Technical indicators are one of the essential instruments that help traders have make money with binary options. Still, indicators only generate values. Success or failure when using technical indicators largely depends on your interpretation of the indicator. So what are the important 10 rules for using technical indicators?

1) 10 rules for using technical indicators  – don’t ignore the chart!

Reading the price chart is hard. You need to know many simple and complex candlestick formations, have a solid understanding of trends, and at least some experience to understand what you see.

Indicators, on the other hand, generate a value you can interpret quickly and easily. Do not let the easy nature of indicators confuse you into thinking they are more important than the price chart. The success of your investment will determined by the price chart, and the price chart should be your main instrument to predict future price movements.

Indicators can only help you understand the price chart. Always remember that any indicator you use is only a modification of data derived from the chart. Therefore, no indicator can know more than the chart.

… continue reading more about the 10 rules for using technical indicators below the table.

2) Understand the indicator

To use any indicator successfully, you need to trust the indicator. The first step to trusting an indicator, you need to understand it. If you are bad at math, do not worry. It is more important to understand the fundamental concept behind an indicator than the details of its calculation.10 rules for using technical indicators

Do you think that the basic assumption behind the indicator is valid? If so, you can use it for your trading. If not, you should not touch it. Never use an indicator you do not understand just because someone recommended it.

3) Trade what you see

Price patterns are just as important to successful trading as indicators and have the same power to predict future price movements.

When traded correctly, continuation and reversal patterns, trends, and candlestick formations can help you make a lot of money. Many traders do not use technical indicators at all and rely exclusively on price patterns. That alone should be reason enough to at least incorporate price patterns into your trading in some way, even if it is only to understand the big picture and the general market direction.

4) Support and resistance levels are important

If there is a well established support or resistance level, it does not matter which market direction your technical indicators projects for the next time. The support or resistance level is likely to dominate your indicator’s reading. You should therefore be aware of support and resistance levels in the market to avoid losing trades.

5) Trade the breakout

The most secure trading opportunity with the highest possible returns is the breakout. Learn how to trade the breakout successfully, and use technical indicators and price formations to find trading opportunities.

6) Understand convergence and divergence

With many indicators, when the indicator’s line starts to diverge from the market’s movement the current trend is usually in trouble. Learn to recognize such events and make the right decisions when they occur.

7) If you test your indicators, do it right.

While the standard parameters of indicators are usually the result of long and thorough testing, some traders chose to test their indicators with historical data themselves to find better settings. Often, the result is a set of parameters that only fits the historical data it was tested with, but is useless for any future use.
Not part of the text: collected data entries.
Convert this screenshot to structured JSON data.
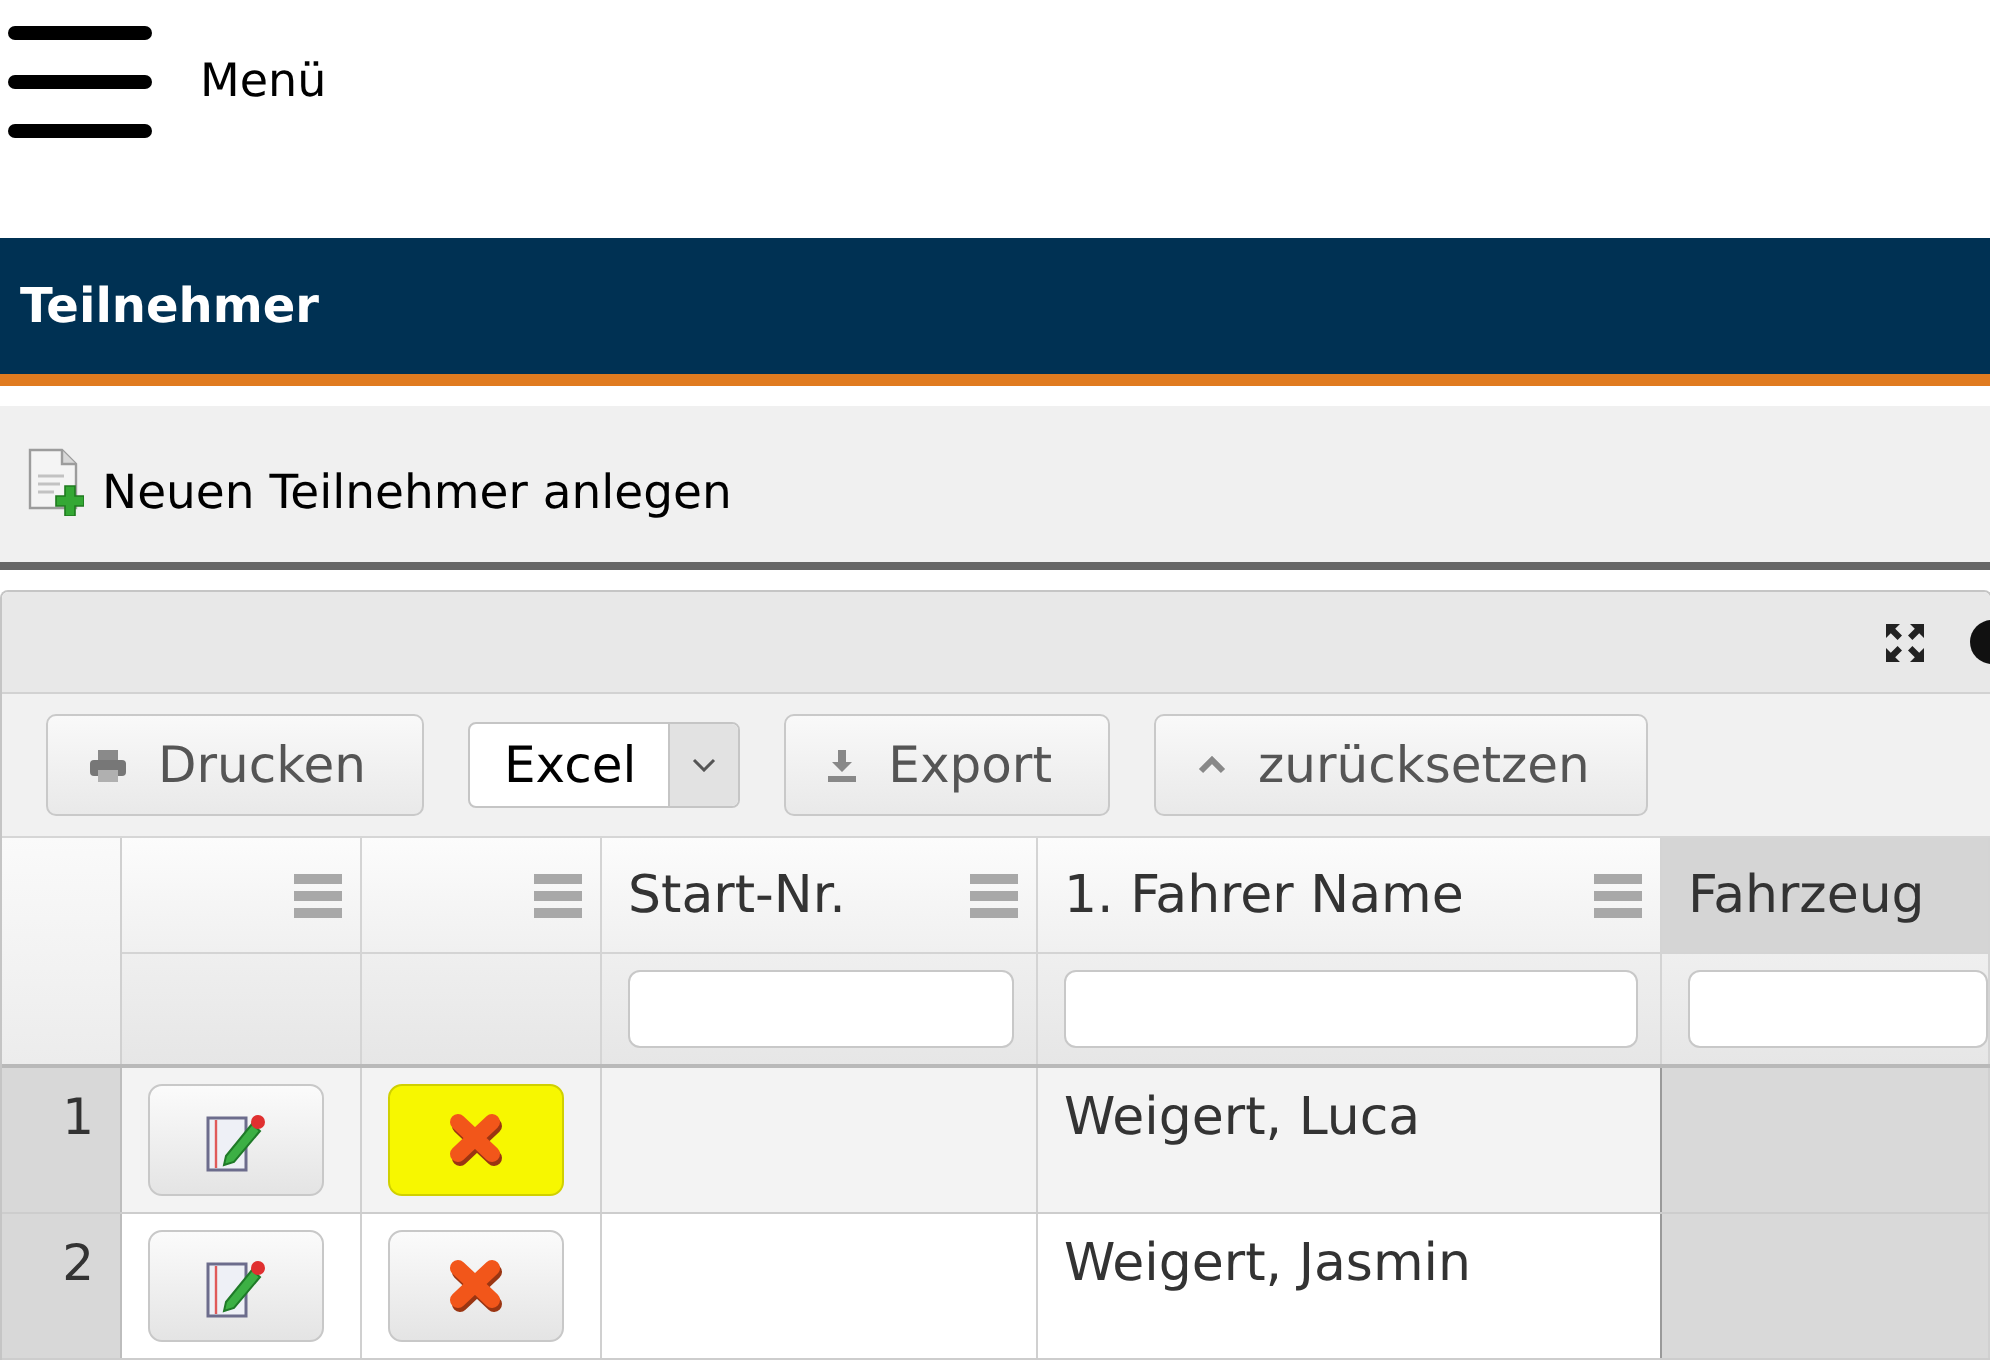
{
  "menu": {
    "label": "Menü"
  },
  "header": {
    "title": "Teilnehmer"
  },
  "actions": [
    {
      "label": "Neuen Teilnehmer anlegen"
    }
  ],
  "grid": {
    "toolbar": [
      {
        "kind": "print",
        "label": "Drucken"
      },
      {
        "kind": "select",
        "value": "Excel"
      },
      {
        "kind": "export",
        "label": "Export"
      },
      {
        "kind": "reset",
        "label": "zurücksetzen"
      }
    ],
    "columns": [
      {
        "kind": "edit",
        "menu": true,
        "filter": false,
        "highlighted": false
      },
      {
        "kind": "delete",
        "menu": true,
        "filter": false,
        "highlighted": false
      },
      {
        "kind": "start_nr",
        "label": "Start-Nr.",
        "menu": true,
        "filter": true,
        "highlighted": false
      },
      {
        "kind": "driver",
        "label": "1. Fahrer Name",
        "menu": true,
        "filter": true,
        "highlighted": false
      },
      {
        "kind": "vehicle",
        "label": "Fahrzeug",
        "menu": false,
        "filter": true,
        "highlighted": true
      }
    ],
    "rows": [
      {
        "number": "1",
        "driver_name": "Weigert, Luca",
        "delete_highlighted": true
      },
      {
        "number": "2",
        "driver_name": "Weigert, Jasmin",
        "delete_highlighted": false
      }
    ]
  }
}
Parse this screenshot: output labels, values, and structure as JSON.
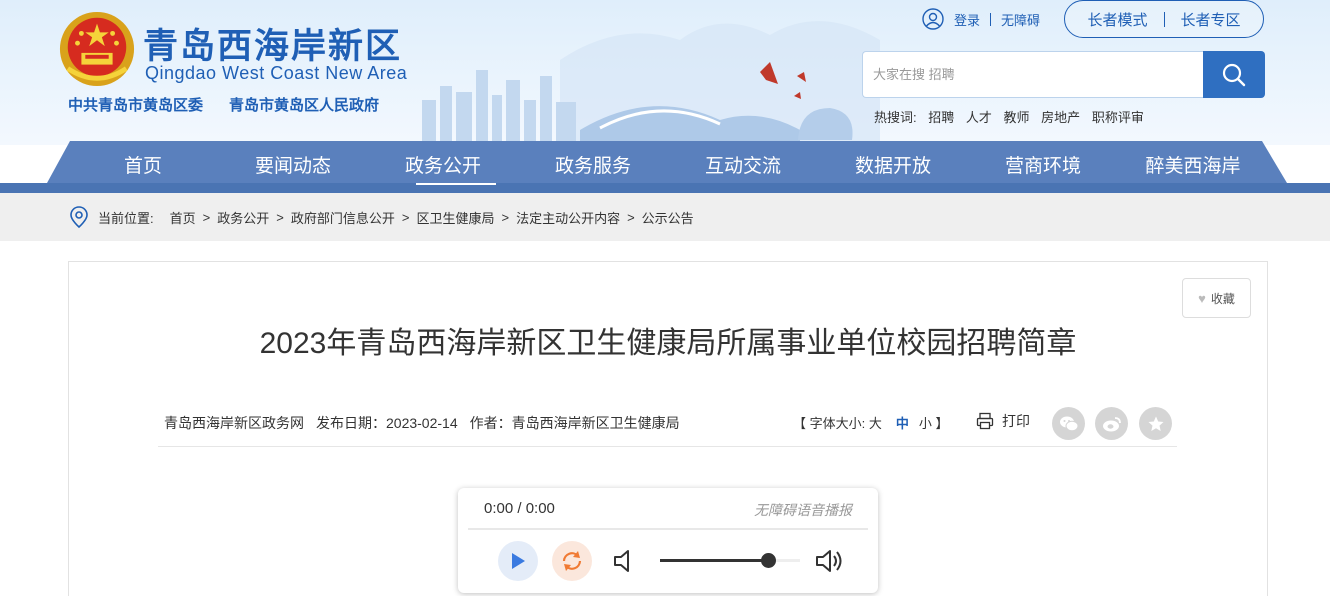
{
  "header": {
    "site_title": "青岛西海岸新区",
    "site_subtitle": "Qingdao West Coast New Area",
    "org_party": "中共青岛市黄岛区委",
    "org_gov": "青岛市黄岛区人民政府",
    "login": "登录",
    "accessibility": "无障碍",
    "elder_mode": "长者模式",
    "elder_zone": "长者专区",
    "search_placeholder": "大家在搜 招聘",
    "hot_label": "热搜词:",
    "hot_words": [
      "招聘",
      "人才",
      "教师",
      "房地产",
      "职称评审"
    ]
  },
  "nav": {
    "items": [
      "首页",
      "要闻动态",
      "政务公开",
      "政务服务",
      "互动交流",
      "数据开放",
      "营商环境",
      "醉美西海岸"
    ],
    "active_index": 2
  },
  "breadcrumb": {
    "label": "当前位置:",
    "items": [
      "首页",
      "政务公开",
      "政府部门信息公开",
      "区卫生健康局",
      "法定主动公开内容",
      "公示公告"
    ]
  },
  "article": {
    "favorite": "收藏",
    "title": "2023年青岛西海岸新区卫生健康局所属事业单位校园招聘简章",
    "source": "青岛西海岸新区政务网",
    "publish_date": "发布日期：2023-02-14",
    "author": "作者：青岛西海岸新区卫生健康局",
    "font_size_label": "【 字体大小: 大",
    "font_size_mid": "中",
    "font_size_small": "小 】",
    "print": "打印",
    "share_icons": [
      "wechat-icon",
      "weibo-icon",
      "favorite-star-icon"
    ]
  },
  "player": {
    "time": "0:00 / 0:00",
    "label": "无障碍语音播报",
    "volume_level": 0.77
  },
  "colors": {
    "brand_blue": "#1f5fb5",
    "nav_blue": "#4a74b3",
    "search_button": "#2f6fc1"
  }
}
Do not make the same mistake. Try to find settings that fit current market behavior, but do not overdo it.

Since you cannot predict the future, you cannot find the perfect setting for your indicator to use in tomorrow’s market.

8) Accept false signals

Using indicators is a numbers game. Do not expect your indicator to be right all the time. Expect it to be right often enough to make you money.

If your indicator generates a false signal, do not change all its settings and overthrow your entire strategy. Wait for a number of signals, ideally at least 100, and see if your indicator generates enough good signals for you to make money with it.
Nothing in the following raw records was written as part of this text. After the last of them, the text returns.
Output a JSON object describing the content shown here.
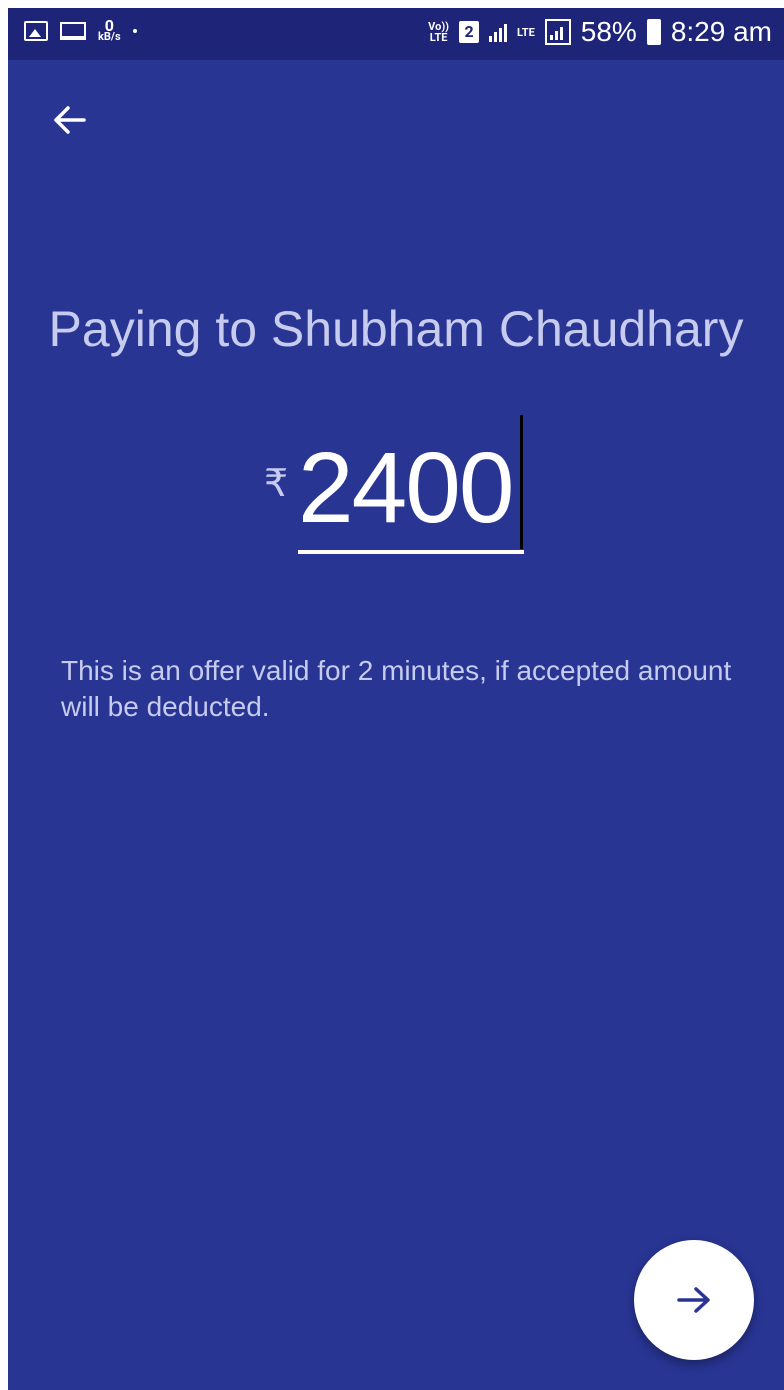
{
  "status_bar": {
    "speed_value": "0",
    "speed_unit": "kB/s",
    "volte_line1": "Vo))",
    "volte_line2": "LTE",
    "sim_number": "2",
    "lte_label": "LTE",
    "battery_percent": "58%",
    "time": "8:29 am"
  },
  "header": {
    "title": "Paying to Shubham Chaudhary"
  },
  "payment": {
    "currency_symbol": "₹",
    "amount": "2400"
  },
  "notice": {
    "text": "This is an offer valid for 2 minutes, if accepted amount will be deducted."
  },
  "colors": {
    "background": "#283593",
    "status_bar": "#1e2478",
    "text_muted": "#c7cbee",
    "fab": "#ffffff",
    "accent": "#283593"
  },
  "icons": {
    "back": "arrow-left-icon",
    "next": "arrow-right-icon"
  }
}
9) Do not search for a magic truth

In trading, there is no magic secret that can help you effortlessly make a lot of money. Accept that and work with what you have and what is proven over decades.

10) Stick with your favorites

There is an almost endless abundance of indicators and new indicators are created every day. Still, instead of trying them all and changing your strategy too often, pick your favorite indicator and stick with it. This way, you will get better results than with following every new hot idea.